Спрятав шпаргалку в карман, я взялся за ручку двери.
– Чиж! – поймал меня за воротник Арахис. – Лукич-то где? Непорядок.
Он снял со своего лацкана комсомольский значок, протянул мне. Я пристегнул значок и распахнул дверь.
– Можно?
Минут через сорок я сдал экзамен по физике на «удовлетворительно». Спасся снова благодаря Милке Кутейниковой. Как это ни странно, отчасти благодаря брату. Грымза из центра, чернявая и бровастая, в свекольного цвета костюме, наклонившись к нашей физичке Елене Семеновне, тихо спросила:
– Тот Краевский – брат этого?
Елена Семеновна, сложив накрашенные губы гузкой – словно собиралась кого-то чмокнуть, – трагично и молча покачала головой, мол, увы.
Выйдя из кабинета физики, я не ощутил ни радости, ни облегчения. Предчувствие беды, будь оно неладно. Побрел по пустому коридору. Школа воняла краской и сырой побелкой: на верхних этажах уже начали летний ремонт. Дверь в учительскую была приоткрыта. Я просунул голову и заглянул – никого. Длинный стол был заставлен цветами, в простых вазах и стеклянных банках, некоторые букеты уже подвяли, другие принесли только сегодня. На дальнем конце я увидел телефонный аппарат.
Скрипя паркетом, прокрался, поднял трубку, набрал номер. В мембране долго трещало, точно кто-то никак не мог решиться. Наконец соединили. Потекли длинные гудки. Озираясь на дверь, я ждал. В учительской стоял тяжелый цветочный дух, пованивало болотом от протухшей воды.
Про себя я повторял фразу, которую ей скажу.

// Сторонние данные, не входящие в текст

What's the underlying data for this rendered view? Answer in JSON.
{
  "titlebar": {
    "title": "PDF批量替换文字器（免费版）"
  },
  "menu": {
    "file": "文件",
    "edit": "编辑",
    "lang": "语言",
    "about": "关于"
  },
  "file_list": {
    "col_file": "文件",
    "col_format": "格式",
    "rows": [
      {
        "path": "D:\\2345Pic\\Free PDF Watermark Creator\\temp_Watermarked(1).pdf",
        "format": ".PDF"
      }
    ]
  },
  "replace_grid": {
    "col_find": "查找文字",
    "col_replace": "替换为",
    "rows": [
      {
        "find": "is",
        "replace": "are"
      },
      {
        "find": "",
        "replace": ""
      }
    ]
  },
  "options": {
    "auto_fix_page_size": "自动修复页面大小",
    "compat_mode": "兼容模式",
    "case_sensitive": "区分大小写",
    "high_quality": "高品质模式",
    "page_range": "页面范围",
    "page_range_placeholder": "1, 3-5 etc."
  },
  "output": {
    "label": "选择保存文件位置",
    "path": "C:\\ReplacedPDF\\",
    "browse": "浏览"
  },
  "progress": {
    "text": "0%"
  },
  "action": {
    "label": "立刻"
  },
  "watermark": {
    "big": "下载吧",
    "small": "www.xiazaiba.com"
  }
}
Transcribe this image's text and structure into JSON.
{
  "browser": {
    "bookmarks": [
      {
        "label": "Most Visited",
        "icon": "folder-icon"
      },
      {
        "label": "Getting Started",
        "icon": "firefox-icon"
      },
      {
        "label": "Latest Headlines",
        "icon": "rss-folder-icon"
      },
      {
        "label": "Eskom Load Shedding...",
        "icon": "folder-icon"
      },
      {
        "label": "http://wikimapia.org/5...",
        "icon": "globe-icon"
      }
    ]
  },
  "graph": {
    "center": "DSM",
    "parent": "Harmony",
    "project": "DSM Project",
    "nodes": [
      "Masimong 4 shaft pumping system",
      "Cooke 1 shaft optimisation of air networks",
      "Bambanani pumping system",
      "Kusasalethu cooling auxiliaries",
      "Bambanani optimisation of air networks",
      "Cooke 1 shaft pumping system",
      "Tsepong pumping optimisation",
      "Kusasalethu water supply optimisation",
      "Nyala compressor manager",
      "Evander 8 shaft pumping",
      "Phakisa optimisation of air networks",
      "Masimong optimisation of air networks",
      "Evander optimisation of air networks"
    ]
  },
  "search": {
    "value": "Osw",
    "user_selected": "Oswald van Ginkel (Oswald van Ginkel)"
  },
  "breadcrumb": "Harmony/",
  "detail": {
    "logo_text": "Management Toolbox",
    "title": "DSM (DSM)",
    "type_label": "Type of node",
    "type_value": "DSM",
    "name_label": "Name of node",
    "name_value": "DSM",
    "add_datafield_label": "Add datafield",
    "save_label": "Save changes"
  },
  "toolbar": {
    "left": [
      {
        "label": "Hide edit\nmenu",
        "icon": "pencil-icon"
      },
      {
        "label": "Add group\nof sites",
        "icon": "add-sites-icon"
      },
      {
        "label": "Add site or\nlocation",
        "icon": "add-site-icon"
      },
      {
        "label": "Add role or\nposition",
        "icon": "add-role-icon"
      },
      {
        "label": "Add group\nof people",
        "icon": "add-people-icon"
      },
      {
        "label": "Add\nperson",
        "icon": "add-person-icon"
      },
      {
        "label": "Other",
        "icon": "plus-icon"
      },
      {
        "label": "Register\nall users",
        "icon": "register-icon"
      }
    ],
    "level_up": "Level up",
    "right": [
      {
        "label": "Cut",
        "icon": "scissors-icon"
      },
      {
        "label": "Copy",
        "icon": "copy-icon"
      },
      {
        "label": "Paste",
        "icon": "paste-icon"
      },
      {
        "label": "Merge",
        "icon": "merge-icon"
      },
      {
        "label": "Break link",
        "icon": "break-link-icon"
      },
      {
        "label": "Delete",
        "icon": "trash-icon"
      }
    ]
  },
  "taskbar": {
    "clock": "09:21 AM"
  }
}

Но к телефону подошла ее мать, я растерялся, сперва пытался вспомнить, как зовут мать – почему-то на языке вертелась Линда, но я точно знал, что не Линда, – потом говорить стало уже поздно. Она повторяла вопросительно «Алло, алло!», тон становился все строже, все сердитей. Я молчал, к тому же зачем-то зажал ладонью микрофон в трубке, словно по дыханию она могла определить, кто звонит. Наконец раздались короткие гудки.
У школьного подъезда прямо на ступенях сидели «ашники», в параллельном я толком никого не знал. Мальчишки внаглую курили, развалившись, поплевывали под ноги, уже сняли пиджаки и закатали рукава рубашек. Девицы в белых фартуках, похожие на официанток, крутились перед парнями, хохотали звонкими и фальшивыми голосами.
– Краевский! – окликнул кто-то меня.
Я повернулся – толстушка из третьего дома, кажется, Рита.
– Арахис просил передать: все ваши на понтоне. Отмечают.
– Понял. Спасибо, Рита.
– Вета!
– Спасибо, Вета.
Телефон на углу не работал. Другой автомат был у стекляшки. Я перебежал через улицу, на ходу выудил мелочь из кармана, нашел двухкопеечную монету. Что-то у меня сегодня с именами какая-то незадача. Как же зовут ее мать? Снова на ум лезла проклятая Линда. Я быстро шагал, стараясь, как в детстве, не наступать на трещины в асфальте. На самом деле это не так просто, как может показаться. Особенно если идешь быстро. Загадал, что, если получится, к телефону подойдет она.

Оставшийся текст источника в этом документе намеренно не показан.